4 Conclusions and Future Work

In this paper, we defined a generalized version of the Fairer cover, called Multi-Attribute Fairer Cover. In this version of the problem, we were able to handle the selection of a training subset on a tabular dataset that has multiple attributes and applies the fairness condition to each attribute individually. We present an Integer Linear Programming (ilp) formulation that models this problem and also detail a procedure to create a combinatorial instance from a tabular dataset. We presented experiments with our ilp model and instances derived from a real application dataset. The model achieved a good performance, returning the optimal solution to every instance tested in just a few seconds. We also analyzed the solutions given by the model, and showed how to adjust the instance in order to satisfy the fairness condition through the pairing of the attributes.

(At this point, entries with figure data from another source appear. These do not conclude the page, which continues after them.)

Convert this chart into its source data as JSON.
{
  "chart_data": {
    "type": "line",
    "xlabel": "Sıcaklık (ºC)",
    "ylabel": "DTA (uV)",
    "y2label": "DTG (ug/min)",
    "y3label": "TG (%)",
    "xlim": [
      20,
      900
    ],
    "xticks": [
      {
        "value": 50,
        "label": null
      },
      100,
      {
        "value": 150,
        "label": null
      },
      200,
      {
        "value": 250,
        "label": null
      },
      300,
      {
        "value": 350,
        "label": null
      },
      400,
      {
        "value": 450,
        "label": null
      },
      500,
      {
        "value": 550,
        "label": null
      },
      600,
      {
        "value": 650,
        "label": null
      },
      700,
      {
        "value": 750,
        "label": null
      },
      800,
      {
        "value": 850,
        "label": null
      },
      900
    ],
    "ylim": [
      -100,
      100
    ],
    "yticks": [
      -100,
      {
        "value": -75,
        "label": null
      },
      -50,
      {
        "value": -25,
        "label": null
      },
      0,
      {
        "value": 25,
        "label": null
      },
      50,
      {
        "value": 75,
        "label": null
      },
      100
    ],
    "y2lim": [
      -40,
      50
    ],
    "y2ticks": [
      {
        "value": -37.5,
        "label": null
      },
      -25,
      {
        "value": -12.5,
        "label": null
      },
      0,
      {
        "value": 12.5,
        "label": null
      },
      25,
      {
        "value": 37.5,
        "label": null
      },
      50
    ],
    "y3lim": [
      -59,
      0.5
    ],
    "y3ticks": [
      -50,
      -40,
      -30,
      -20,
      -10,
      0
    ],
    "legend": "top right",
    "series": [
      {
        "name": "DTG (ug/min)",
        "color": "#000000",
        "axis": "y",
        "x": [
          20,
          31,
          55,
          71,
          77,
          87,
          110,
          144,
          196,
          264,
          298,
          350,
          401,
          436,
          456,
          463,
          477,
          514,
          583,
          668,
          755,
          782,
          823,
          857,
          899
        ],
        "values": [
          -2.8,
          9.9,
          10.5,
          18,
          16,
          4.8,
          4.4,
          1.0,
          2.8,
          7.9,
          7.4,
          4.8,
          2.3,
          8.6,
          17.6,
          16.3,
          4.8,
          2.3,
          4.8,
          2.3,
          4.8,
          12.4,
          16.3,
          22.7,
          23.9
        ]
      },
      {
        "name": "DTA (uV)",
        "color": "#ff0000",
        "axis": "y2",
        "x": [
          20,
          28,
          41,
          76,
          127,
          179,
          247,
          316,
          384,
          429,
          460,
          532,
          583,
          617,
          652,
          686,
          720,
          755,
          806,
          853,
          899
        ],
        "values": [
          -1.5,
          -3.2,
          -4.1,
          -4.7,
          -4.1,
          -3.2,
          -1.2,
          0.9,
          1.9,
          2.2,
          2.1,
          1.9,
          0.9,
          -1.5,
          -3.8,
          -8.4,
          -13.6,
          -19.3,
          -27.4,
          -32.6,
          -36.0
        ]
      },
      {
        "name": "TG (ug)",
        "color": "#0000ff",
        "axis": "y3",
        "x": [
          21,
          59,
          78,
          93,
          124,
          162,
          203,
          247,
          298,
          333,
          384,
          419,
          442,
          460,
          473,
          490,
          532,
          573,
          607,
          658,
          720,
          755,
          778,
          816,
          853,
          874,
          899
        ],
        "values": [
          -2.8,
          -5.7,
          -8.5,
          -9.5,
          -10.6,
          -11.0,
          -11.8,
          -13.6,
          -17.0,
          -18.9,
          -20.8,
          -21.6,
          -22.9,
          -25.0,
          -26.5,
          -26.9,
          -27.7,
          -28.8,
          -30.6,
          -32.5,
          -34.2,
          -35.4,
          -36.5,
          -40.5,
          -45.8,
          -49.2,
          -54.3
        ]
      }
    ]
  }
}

We developed an age regression model to test the training with the different sizes of fair subsets obtained with the ilp model and compared these models with their random counterparts. We found that error was reduced when using the fair subsets, specially when dealing with more advanced ages. We also reduced the disparity in error between the samples of the different genders and races.

As future work, we intend to investigate how the fair training subset affects a different regression models specifically tuned for fairness. Since the UTKFace dataset has annotations on both race and genders, we also intend to experiment with our model on other tasks, such as race and gender classification, and investigate how to decrease the error disparity between gender and race classes.